Gee-Pa Gerald: Did I tell you about the crossword Snow and I did together over the phone? That girl persuaded me it’s better for our brains if we just put in any old letters and call it a word afterward. Then we talked definitions. “Hujus,” for instance — what do you reckon one of those is? Go ahead and guess; you’ll never get it.
Grammy Olivia: Gerald, do you think this so-called bebop Snow listens to might be real music after all? I almost hear it but I’m not sure. I thought we’d heard the last of that noise ten, fifteen years ago.

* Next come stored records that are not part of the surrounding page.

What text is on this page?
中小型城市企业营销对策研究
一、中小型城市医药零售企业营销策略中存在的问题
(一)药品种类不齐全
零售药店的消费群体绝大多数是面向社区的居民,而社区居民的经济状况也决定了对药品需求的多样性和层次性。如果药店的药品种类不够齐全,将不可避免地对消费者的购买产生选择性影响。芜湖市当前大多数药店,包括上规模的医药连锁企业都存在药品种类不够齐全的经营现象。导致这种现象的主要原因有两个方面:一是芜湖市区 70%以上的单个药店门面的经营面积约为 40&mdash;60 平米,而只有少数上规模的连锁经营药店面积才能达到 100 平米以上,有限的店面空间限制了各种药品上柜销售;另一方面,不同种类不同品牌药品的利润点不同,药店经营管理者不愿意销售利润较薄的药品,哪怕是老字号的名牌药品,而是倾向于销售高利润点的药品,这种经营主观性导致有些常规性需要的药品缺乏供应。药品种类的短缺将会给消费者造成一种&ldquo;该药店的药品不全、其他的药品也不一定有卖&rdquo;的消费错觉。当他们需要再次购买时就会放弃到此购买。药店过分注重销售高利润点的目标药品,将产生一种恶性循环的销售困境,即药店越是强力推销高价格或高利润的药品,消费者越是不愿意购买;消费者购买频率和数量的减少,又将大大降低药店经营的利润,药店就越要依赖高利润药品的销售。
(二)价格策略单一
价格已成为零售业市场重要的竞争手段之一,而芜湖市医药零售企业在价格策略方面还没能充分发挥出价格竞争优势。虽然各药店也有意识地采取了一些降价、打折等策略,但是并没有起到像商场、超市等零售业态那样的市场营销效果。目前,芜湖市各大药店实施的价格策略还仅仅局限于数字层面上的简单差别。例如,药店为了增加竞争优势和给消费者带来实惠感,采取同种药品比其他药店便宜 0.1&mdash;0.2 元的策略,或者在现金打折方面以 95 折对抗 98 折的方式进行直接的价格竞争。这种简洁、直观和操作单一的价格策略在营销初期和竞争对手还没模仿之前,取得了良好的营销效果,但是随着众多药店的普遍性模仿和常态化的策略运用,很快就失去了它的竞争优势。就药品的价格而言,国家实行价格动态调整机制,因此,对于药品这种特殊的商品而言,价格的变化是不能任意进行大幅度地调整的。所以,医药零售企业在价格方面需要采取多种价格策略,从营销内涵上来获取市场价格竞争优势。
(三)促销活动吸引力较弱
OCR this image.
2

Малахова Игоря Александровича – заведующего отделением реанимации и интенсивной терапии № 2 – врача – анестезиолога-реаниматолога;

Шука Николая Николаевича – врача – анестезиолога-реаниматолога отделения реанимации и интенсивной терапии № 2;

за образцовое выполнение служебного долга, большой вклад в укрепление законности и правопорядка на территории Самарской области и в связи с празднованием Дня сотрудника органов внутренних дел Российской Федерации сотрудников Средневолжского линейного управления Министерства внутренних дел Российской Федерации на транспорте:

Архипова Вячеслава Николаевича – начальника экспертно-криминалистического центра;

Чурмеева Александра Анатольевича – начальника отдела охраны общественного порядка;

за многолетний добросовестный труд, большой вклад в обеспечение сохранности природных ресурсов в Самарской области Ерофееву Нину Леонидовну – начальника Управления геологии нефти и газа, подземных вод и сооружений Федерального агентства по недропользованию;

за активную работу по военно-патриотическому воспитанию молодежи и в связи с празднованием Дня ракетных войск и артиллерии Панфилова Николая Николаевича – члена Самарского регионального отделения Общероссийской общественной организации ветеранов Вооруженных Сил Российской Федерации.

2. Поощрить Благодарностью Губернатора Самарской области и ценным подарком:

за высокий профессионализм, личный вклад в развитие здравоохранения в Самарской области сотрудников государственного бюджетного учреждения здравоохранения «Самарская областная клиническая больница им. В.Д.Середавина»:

Snow, Snow, Snow, blah blah blah. Bird’s mom doesn’t talk about Snow; she just listens to the others talking about Snow and she gets that look people get when they feel like they’re being bored to death and there’s nothing they can do about it. Two weekends a month, three times on Snow’s birthday month, Bird’s father goes to Boston and comes back with bright eyes, a sprig of fresh flowers in his buttonhole, and photographs to show Bird and the grandparents down at number eleven. Bird never knows what to say when she looks at the photographs of her father with another daughter who was there first, had him first. Snow looks like a friend to woodland creatures; a unicorn would lay its head down on her lap, and everybody knows how picky unicorns are. Or, in the here and now, Snow could easily be one of those girls who’ve been in the news for going around singing “Peace, peace” and offering soldiers flowers to hold along with their guns, making the soldiers choose between bad manners and looking ridiculous. Bird has heard a story (she doesn’t think it’s the whole story) about her dad and her mom setting out to visit Snow one weekend. Apparently they took Bird along with them, but just as they arrived in Boston, Bird’s mom made Bird’s dad turn the car around and drive all the way back home again. Bird’s dad is big on finishing what he’s started—“It’s all about the follow-through, it’s all about the follow-through,” so Bird’s mom must have said or done something pretty spectacular to make him turn around like that.